The Klan persisted, however, and Thursday the American Civil Liberties Union sent a letter to newly elected County Executive Janet S. Owens demanding that her administration honor the Klan's right to freedom of speech.

Dwight H. Sullivan, managing attorney for the ACLU's branch in Maryland, wrote to Owens: "The organization does not plan for its members to wear robes while engaging in trash collection."

County attorneys plan to meet early next week to decide whether to advise Owens' administration to give the Klan a form of roadside advertising or kill the program, said county spokesman Andrew C. Carpenter.

Owens said she would rather cancel the program permanently than raise a Klan sign.

"It's such a symbol of racism. They are not in the same league as the Boy Scouts or the Women's Club," she said. "Isn't it sad? What good does this do for anybody?"

A number of states nationally, including Missouri, Texas and Ohio, have faced legal challenges from the Klan in recent years over whether the traditionally secret organization should be allowed to enjoy the same public credit as the Boy Scouts when they pick up trash along highway roadsides.

The U.S. District Court for the western District of Arkansas in November 1992 ruled that the state violated the Klan's right to freedom of speech when it refused to give the organization a sign for volunteering to clean up Highway 65 in Boone County.

Newport, who describes himself as the grand knight hawk of the Invisible Empire of the KKK of Maryland, said his organization just wanted equal treatment when it began asking the county in July to allow the Klan to adopt Gambrills Road.

"I'm not looking for publicity," Newport said yesterday. "I just want the public to say someday, 'Hey, the Klan wasn't so bad.'

"We're like the Elks Club or the Lions Club. All we want to do is help the community."

In January 1996, Newport sparked the enmity of his neighbors by building a six-foot snowman in the shape of a hooded Klansman next to a Confederate flag on his lawn.

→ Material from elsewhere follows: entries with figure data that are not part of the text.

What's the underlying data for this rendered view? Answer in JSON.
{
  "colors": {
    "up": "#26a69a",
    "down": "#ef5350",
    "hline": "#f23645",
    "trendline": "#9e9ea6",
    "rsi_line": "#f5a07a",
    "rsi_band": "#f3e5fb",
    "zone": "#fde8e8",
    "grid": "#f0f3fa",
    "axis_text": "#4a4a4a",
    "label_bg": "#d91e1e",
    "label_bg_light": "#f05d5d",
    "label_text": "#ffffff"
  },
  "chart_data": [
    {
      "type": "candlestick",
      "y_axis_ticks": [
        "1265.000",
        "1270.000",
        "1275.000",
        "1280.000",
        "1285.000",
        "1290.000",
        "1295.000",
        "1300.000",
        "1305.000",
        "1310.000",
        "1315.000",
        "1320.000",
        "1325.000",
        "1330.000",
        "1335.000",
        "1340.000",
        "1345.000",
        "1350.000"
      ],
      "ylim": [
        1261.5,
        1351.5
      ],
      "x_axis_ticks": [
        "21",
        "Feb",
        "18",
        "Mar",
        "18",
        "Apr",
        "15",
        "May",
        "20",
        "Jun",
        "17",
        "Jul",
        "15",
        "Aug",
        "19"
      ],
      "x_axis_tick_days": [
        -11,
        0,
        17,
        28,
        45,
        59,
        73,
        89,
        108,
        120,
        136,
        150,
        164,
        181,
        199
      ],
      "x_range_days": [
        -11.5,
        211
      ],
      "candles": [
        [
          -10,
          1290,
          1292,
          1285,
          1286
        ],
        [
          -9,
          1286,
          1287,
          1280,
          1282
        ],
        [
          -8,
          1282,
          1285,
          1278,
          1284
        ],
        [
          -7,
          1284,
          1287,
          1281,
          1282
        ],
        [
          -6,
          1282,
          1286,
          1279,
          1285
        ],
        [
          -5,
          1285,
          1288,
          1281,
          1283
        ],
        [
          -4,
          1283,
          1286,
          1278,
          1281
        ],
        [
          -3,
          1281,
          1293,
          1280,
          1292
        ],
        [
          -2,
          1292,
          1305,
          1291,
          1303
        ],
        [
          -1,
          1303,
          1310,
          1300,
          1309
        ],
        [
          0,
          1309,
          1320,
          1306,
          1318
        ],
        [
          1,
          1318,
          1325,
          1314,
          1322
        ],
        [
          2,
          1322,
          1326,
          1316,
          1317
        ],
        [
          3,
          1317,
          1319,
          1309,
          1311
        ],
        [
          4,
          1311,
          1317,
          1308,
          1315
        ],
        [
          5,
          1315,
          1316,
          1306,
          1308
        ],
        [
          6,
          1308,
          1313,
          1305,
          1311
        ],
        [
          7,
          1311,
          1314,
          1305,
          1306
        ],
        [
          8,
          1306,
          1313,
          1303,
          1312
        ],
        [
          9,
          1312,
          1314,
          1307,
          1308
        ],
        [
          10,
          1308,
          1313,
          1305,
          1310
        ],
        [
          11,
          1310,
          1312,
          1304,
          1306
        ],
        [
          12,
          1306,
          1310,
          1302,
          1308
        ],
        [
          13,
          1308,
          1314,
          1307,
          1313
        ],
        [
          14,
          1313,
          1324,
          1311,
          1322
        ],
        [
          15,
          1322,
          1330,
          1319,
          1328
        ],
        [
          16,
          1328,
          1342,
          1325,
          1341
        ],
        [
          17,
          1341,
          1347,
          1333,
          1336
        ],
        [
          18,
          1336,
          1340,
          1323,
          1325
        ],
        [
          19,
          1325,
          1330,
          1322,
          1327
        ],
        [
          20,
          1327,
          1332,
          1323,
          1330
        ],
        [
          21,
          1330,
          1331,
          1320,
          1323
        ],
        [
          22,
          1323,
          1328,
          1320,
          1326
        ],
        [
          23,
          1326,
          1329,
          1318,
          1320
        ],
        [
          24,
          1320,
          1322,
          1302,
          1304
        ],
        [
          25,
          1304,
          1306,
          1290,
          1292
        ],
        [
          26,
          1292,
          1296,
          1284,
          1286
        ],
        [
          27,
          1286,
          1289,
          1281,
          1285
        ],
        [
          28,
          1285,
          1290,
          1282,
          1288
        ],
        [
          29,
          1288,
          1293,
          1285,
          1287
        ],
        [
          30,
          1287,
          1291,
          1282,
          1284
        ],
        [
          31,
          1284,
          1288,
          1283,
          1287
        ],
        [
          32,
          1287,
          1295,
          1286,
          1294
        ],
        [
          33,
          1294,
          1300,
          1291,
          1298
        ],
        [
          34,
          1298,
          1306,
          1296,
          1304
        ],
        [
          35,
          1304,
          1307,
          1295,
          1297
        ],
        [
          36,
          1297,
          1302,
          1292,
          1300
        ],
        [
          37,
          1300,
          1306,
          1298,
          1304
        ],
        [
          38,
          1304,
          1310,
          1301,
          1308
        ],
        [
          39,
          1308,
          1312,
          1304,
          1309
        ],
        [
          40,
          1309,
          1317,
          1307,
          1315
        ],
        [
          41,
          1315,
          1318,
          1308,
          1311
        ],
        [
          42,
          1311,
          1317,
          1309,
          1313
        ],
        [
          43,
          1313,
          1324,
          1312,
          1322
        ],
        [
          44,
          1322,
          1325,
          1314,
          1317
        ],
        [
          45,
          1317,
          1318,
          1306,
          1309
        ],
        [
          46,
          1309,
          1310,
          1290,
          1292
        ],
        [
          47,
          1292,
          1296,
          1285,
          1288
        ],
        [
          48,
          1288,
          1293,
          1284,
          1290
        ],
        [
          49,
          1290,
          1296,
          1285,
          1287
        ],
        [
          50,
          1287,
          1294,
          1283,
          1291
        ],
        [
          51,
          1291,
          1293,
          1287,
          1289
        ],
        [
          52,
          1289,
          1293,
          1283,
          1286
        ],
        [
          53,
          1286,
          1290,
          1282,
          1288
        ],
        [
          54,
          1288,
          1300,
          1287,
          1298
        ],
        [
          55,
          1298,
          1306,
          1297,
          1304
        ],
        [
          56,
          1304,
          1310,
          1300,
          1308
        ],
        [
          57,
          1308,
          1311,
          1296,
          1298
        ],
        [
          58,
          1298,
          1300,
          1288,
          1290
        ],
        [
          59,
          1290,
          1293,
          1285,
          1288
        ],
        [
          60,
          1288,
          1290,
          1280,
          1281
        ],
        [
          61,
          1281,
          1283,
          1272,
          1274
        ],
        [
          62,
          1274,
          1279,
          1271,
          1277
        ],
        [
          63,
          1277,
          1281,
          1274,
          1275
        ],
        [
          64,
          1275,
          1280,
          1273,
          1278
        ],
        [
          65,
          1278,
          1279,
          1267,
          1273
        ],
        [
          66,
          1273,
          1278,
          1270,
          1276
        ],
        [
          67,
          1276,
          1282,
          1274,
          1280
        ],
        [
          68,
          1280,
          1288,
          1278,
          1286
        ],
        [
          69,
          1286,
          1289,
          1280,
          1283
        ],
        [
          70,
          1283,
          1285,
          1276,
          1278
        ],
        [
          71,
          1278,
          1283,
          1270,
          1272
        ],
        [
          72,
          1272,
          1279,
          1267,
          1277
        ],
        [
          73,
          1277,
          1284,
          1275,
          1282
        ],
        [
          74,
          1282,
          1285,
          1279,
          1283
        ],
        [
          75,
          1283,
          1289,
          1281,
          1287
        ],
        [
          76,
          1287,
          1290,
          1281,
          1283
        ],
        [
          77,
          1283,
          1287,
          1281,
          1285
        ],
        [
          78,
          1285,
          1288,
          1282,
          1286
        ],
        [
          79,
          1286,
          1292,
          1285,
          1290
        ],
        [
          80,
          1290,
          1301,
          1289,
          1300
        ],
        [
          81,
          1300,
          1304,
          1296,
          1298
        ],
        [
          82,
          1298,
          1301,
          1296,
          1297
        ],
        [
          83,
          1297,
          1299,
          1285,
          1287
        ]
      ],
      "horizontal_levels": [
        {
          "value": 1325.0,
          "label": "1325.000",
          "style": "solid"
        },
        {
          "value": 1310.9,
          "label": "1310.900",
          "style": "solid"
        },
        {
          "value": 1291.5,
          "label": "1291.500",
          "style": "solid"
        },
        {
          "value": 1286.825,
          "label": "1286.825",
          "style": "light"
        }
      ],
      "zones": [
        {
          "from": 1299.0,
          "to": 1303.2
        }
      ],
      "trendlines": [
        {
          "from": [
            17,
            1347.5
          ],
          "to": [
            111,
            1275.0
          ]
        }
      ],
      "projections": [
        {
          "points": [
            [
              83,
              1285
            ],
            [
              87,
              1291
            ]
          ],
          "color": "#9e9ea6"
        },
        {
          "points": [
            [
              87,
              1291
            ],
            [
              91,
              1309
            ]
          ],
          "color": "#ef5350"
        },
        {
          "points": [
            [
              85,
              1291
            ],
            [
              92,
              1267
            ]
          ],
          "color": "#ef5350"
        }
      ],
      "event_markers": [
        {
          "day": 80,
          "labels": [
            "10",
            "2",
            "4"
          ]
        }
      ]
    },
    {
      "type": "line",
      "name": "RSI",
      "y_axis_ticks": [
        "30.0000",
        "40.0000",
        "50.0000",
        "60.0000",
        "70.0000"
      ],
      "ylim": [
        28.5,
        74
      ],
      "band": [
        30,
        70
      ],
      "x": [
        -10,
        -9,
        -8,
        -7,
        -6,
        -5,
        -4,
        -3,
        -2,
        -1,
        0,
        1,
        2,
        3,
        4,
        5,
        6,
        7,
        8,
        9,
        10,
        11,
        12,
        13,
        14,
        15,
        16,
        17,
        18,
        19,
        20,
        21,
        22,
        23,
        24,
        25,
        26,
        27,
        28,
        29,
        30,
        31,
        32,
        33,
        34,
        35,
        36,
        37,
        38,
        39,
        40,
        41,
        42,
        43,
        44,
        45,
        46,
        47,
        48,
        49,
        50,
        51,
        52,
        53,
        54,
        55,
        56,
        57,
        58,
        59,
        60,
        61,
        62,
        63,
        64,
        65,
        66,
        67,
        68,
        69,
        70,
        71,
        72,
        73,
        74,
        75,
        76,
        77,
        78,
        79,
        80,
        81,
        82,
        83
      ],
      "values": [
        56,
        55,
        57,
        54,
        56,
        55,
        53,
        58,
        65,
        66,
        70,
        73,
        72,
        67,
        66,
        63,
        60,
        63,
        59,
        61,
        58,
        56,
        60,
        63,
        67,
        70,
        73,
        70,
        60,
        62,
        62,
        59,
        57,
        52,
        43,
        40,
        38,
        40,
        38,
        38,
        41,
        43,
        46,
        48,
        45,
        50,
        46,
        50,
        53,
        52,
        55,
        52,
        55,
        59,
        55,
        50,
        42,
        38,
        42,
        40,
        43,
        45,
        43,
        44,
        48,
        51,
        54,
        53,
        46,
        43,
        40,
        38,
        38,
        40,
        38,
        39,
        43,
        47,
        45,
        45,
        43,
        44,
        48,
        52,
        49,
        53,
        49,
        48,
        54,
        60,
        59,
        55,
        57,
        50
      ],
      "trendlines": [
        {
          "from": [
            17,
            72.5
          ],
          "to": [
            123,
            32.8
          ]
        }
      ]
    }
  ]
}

Herbert H. Lindsey, state president of the National Association for the Advancement of Colored People, said the county should not bar the Klan from the program if the organization meets the program's requirements.

"Most African-Americans would find this absolutely repugnant, that they are trying to use this program as a forum to advertise their organization," he said.

"But we are a nation of rules and laws, and as long as they meet the criteria of the program, it should be open to them."

Valerie Burnette Edgar, spokesman for the State Highway Administration, said yesterday that she has heard of only one other instance of a controversial organization asking to participate in an adopt-a-highway program run by state or county governments in Maryland.

In October, an applicant wanted to put the term "Invisible Empire" on adopt-a-highway signs maintained by the state in Frederick County, Edgar said. The state turned down this request, in part because officials didn't want passers-by to vandalize the signs and gaping motorists to crash, Edgar said.

After the Anne Arundel branch of the Klan asked to adopt Gambrills Road, the coordinator of the county program, Edward H. Meehan, wrote in a memo Sept. 9: "We have had discussions with the office of law and have been advised that we must honor the KKK's request."

On Oct. 28, county Road Operations Assistant Chief Charles G. Barnes wrote the leader of the local Klan: "The Adopt a Road Program has been suspended."